Un nuovo capitolo di indignazione si è aperto dopo la pubblicazione, da parte del settimanale Gente, di un’intervista esclusiva a Salvo Riina, figlio del sanguinario boss di Cosa Nostra, Totò Riina. Le dichiarazioni del giovane Riina, che ha parlato della “situazione infernale” delle carceri italiane, hanno suscitato la ferma condanna di Sonia Alfano, figlia del giornalista ucciso dalla mafia Beppe Alfano e da anni impegnata nella lotta contro Cosa Nostra.
In un lungo post sul suo profilo Facebook, Sonia Alfano ha denunciato con forza il messaggio implicito e pericoloso dietro l’intervista, definendolo “un oltraggio al dolore delle vittime innocenti della mafia” e una “sfrontata sfida alle istituzioni”.
La polemica sui social
L’indignazione nasce non solo dall’intervista, ma anche dall’attività pubblica di Salvo Riina, che già dieci giorni fa, in occasione dell’anniversario della morte del padre Totò Riina, aveva pubblicato un post di commemorazione sui suoi social. Un messaggio che Alfano ha definito “inquietante” e che ha raccolto migliaia di like, commenti di stima e vere e proprie dichiarazioni di ammirazione nei confronti del boss mafioso.
“Anziché indignazione e condanna – scrive Alfano – abbiamo assistito a un assordante silenzio da parte della politica e dei media. Questo silenzio è stato ulteriormente aggravato dalla decisione di Gente di elevare Salvo Riina a personaggio di interesse pubblico, dandogli una piattaforma per esprimere opinioni su un tema importante come quello delle condizioni carcerarie”.
Una pericolosa “riabilitazione”
Alfano non ha risparmiato critiche ai tentativi, sempre più frequenti, di riabilitare l’immagine della famiglia Riina. “Nessuno di loro ha mai rinnegato le gesta sanguinarie della famiglia”, sottolinea, ricordando come Salvo Riina abbia più volte sfruttato libri, fiction e interviste per “pubblicizzare il marchio di famiglia”.
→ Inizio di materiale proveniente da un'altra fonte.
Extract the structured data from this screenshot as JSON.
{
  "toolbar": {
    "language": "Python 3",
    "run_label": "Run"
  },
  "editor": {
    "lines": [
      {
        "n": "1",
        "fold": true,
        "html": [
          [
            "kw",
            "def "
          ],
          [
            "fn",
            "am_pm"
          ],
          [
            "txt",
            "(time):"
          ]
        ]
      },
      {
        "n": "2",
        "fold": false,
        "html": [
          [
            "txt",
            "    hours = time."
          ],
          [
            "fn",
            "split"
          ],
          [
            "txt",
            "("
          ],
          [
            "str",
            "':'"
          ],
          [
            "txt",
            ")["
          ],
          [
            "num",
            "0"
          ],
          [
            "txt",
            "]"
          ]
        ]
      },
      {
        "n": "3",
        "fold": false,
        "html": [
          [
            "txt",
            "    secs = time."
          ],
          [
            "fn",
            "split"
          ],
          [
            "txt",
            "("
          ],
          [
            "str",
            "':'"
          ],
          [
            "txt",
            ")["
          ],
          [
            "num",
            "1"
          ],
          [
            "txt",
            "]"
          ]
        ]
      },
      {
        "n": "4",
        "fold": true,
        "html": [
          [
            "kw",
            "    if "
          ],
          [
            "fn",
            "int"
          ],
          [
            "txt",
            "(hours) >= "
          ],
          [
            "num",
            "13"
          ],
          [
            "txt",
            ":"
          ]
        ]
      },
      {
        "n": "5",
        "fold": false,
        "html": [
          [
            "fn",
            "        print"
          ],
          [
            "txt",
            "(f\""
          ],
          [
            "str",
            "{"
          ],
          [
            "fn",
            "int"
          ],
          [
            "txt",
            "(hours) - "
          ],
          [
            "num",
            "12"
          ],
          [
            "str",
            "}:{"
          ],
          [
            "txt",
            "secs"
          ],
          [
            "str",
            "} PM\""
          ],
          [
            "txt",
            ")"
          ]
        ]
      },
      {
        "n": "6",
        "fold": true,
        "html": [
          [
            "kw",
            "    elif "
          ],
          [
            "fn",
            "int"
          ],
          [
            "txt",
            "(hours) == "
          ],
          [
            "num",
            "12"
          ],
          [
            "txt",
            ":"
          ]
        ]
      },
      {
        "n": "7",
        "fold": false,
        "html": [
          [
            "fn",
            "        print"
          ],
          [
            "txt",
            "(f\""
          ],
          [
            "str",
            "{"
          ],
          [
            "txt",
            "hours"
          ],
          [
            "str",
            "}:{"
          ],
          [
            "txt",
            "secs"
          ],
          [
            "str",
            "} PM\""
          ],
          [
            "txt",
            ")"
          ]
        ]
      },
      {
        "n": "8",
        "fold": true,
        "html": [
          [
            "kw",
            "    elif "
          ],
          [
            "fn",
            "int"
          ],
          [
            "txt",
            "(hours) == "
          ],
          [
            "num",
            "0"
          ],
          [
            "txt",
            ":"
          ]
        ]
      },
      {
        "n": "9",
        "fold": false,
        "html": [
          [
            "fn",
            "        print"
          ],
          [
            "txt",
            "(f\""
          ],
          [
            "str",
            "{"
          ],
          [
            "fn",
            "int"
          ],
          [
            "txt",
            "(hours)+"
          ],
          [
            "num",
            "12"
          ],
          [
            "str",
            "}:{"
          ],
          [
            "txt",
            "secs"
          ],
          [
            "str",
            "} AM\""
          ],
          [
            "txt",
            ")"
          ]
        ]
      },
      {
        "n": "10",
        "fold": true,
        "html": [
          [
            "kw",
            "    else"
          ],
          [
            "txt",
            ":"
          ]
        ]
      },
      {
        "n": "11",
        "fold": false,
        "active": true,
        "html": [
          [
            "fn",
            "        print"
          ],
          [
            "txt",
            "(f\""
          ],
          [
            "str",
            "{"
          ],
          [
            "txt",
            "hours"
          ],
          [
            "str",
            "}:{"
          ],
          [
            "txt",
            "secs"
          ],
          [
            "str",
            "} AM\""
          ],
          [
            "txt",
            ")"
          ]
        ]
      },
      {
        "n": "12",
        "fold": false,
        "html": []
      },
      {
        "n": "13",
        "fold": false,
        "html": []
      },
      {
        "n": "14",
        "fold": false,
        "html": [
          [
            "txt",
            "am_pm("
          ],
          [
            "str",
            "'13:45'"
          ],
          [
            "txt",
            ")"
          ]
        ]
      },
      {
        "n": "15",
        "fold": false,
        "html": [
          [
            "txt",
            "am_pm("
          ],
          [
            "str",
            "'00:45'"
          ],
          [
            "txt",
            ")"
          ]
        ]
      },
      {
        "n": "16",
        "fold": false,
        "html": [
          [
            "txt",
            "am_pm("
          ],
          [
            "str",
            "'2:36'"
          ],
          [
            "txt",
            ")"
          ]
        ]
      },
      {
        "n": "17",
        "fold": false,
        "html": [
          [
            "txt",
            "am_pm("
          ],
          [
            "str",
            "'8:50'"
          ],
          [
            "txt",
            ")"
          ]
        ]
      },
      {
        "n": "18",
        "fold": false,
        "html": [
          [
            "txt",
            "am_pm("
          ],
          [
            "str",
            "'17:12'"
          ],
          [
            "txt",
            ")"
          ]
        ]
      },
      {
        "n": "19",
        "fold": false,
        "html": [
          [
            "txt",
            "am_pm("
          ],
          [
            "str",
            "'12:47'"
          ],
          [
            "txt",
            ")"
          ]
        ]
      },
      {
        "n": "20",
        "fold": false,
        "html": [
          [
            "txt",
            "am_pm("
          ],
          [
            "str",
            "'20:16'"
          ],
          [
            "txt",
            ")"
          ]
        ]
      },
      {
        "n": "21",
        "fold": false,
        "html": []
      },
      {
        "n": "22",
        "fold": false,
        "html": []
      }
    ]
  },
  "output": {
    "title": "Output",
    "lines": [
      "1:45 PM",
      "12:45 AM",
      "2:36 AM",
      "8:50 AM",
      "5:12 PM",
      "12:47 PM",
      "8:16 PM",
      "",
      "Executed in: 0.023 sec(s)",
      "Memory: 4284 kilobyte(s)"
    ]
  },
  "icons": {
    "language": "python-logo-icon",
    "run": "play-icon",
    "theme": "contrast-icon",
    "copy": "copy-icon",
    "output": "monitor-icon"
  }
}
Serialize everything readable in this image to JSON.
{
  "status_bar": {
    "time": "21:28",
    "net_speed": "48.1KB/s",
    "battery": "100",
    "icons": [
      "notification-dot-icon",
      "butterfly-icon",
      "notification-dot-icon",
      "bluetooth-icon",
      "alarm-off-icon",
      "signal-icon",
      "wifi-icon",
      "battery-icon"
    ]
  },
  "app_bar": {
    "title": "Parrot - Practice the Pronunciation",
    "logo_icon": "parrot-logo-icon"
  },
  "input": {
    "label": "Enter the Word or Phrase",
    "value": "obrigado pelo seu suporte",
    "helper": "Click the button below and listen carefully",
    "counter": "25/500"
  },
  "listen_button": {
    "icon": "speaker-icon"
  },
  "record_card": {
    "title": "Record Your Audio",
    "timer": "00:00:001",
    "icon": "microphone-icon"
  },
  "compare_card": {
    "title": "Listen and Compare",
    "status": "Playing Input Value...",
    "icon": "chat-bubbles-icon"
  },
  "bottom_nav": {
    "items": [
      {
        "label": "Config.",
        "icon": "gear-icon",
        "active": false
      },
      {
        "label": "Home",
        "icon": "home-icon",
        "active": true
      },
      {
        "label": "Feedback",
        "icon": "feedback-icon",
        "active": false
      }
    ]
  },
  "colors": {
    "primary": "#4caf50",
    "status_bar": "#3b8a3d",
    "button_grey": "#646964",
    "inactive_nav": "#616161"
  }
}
L’attivista lancia un appello chiaro: “La famiglia Riina deve essere relegata al silenzio e al dimenticatoio. Dare spazio ai carnefici significa annientare il ricordo delle vittime della mafia”.
Il rischio per la memoria collettiva
Sonia Alfano mette in guardia dal rischio di riscrivere la storia attraverso operazioni mediatiche che, a suo avviso, finiscono per legittimare figure legate alla mafia. “Questo modo di ridisegnare la storia è una rappresentazione della peggior cattiveria e volgarità d’animo”, scrive, puntando il dito contro chi, con leggerezza, offre spazio a coloro che non hanno mai mostrato pentimento o condanna per gli atroci crimini di Cosa Nostra.
Un monito all’informazione
Infine, Alfano richiama il ruolo fondamentale che i media dovrebbero svolgere in una democrazia, evidenziando che dare voce ai mafiosi e ai loro familiari non è compatibile con la missione di raccontare la verità e preservare la memoria delle vittime. “Se davvero si vuole affrontare il problema delle carceri italiane, si dia voce a detenuti che non si sono macchiati di atrocità. Riina taccia e si ricordi che l’inferno lo ha inflitto la sua famiglia a tutti noi”.